Penetapan tersebut diambil dalam Sidang Isbat yang digelar pada Selasa, 17 Februari 2026, setelah melalui rangkaian pembahasan dan verifikasi data astronomi serta laporan rukyat dari berbagai wilayah di Indonesia.
Sidang Isbat merupakan mekanisme resmi negara dalam menentukan awal bulan Hijriah, khususnya Ramadan, Syawal, dan Dzulhijjah. Proses ini melibatkan pakar astronomi, ahli falak, perwakilan organisasi kemasyarakatan Islam, serta instansi terkait.
Penetapan dilakukan secara komprehensif dengan menggabungkan metode hisab (perhitungan astronomi) dan rukyat (pengamatan hilal).
Berdasarkan data yang dipaparkan dalam sidang, posisi hilal pada 17 Februari 2026 belum memenuhi kriteria visibilitas yang disepakati dalam forum Menteri Agama Brunei Darussalam, Indonesia, Malaysia, dan Singapura (MABIMS). Kriteria tersebut mensyaratkan tinggi hilal minimum 3 derajat dan elongasi minimum 6,4 derajat.

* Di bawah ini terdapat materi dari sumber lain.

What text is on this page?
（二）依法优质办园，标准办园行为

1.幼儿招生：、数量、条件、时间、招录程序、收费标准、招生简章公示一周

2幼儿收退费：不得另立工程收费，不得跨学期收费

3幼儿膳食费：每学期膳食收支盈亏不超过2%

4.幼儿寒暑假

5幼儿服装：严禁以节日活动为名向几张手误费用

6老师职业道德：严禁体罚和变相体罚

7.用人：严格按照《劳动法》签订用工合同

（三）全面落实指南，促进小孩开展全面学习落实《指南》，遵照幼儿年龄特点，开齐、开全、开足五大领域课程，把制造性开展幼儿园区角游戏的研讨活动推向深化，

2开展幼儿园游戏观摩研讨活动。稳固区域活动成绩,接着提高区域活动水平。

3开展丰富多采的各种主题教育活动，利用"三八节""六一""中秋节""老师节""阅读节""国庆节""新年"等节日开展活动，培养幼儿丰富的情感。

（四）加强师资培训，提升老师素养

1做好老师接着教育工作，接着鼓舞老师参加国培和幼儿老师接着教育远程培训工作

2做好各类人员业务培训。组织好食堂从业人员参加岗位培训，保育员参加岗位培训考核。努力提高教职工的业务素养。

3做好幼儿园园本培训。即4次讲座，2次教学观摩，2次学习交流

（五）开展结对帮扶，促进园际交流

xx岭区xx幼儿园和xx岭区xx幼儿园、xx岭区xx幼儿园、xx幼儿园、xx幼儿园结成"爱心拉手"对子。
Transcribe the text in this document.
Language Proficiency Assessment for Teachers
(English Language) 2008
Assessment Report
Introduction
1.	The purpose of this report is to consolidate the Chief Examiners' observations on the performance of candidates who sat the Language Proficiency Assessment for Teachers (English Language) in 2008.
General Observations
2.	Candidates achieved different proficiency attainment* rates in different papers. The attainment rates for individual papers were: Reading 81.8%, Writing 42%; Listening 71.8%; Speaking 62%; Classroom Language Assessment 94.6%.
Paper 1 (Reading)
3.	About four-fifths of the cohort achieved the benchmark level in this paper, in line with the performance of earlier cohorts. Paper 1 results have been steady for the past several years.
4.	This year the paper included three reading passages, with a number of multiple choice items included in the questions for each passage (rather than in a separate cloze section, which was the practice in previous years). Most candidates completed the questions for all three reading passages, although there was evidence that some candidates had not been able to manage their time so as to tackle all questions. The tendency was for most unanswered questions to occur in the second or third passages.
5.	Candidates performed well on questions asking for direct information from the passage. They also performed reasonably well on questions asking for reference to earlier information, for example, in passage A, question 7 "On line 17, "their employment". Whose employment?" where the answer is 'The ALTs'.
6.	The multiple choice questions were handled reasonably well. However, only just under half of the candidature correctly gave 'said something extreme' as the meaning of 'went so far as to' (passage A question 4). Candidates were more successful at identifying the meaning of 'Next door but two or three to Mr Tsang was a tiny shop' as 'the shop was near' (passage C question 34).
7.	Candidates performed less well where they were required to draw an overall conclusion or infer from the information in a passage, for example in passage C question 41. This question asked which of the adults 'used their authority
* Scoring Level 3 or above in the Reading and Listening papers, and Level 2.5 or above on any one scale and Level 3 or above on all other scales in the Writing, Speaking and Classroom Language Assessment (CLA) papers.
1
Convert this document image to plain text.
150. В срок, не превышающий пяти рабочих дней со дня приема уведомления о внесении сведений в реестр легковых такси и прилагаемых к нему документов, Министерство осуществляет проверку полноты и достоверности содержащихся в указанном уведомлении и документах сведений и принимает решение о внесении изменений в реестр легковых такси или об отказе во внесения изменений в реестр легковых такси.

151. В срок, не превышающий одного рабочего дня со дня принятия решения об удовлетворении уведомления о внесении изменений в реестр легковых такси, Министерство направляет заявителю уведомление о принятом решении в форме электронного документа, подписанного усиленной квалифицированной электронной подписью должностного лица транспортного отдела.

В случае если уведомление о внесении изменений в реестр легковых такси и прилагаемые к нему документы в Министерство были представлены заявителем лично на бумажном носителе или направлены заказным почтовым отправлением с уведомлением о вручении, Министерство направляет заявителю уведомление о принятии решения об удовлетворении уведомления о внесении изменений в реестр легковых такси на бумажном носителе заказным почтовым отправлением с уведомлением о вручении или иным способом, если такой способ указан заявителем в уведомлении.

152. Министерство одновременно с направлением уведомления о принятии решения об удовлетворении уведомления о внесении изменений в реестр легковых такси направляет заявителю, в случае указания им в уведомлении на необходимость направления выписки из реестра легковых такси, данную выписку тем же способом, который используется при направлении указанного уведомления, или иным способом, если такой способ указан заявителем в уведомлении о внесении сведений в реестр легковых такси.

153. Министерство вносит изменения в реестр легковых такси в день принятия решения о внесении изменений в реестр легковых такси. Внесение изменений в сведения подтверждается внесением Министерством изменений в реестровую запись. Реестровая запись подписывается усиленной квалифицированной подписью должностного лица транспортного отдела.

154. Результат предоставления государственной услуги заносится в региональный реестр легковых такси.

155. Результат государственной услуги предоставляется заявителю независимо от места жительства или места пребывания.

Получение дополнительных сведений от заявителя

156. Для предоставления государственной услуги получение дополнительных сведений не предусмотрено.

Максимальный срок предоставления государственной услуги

Karena belum memenuhi batas tersebut, maka bulan Sya’ban digenapkan menjadi 30 hari.
Dengan demikian, umat Islam di Indonesia mulai melaksanakan ibadah puasa Ramadan pada Kamis, 19 Februari 2026. Salat Tarawih pertama akan dilaksanakan pada Rabu malam, 18 Februari 2026.
Penetapan ini memberikan kepastian bagi masyarakat dalam mempersiapkan diri menyambut bulan suci, baik dari sisi ibadah, sosial, maupun aktivitas ekonomi.
Ramadan tidak hanya menjadi momentum peningkatan spiritual, tetapi juga penguatan solidaritas sosial melalui zakat, infak, sedekah, dan berbagai kegiatan kemanusiaan.
Perbedaan metode penentuan awal bulan Hijriah yang mungkin terjadi di sejumlah kalangan merupakan bagian dari dinamika fikih yang telah lama dikenal dalam tradisi Islam.
Namun demikian, seluruh pendekatan tersebut berlandaskan pada ijtihad ilmiah dan pertimbangan syariat.
Dengan keputusan resmi ini, masyarakat diharapkan dapat menyambut Ramadan dengan kesiapan lahir dan batin, menjaga persatuan, serta menjadikan bulan suci sebagai ruang pembinaan diri dan penguatan nilai kebersamaan.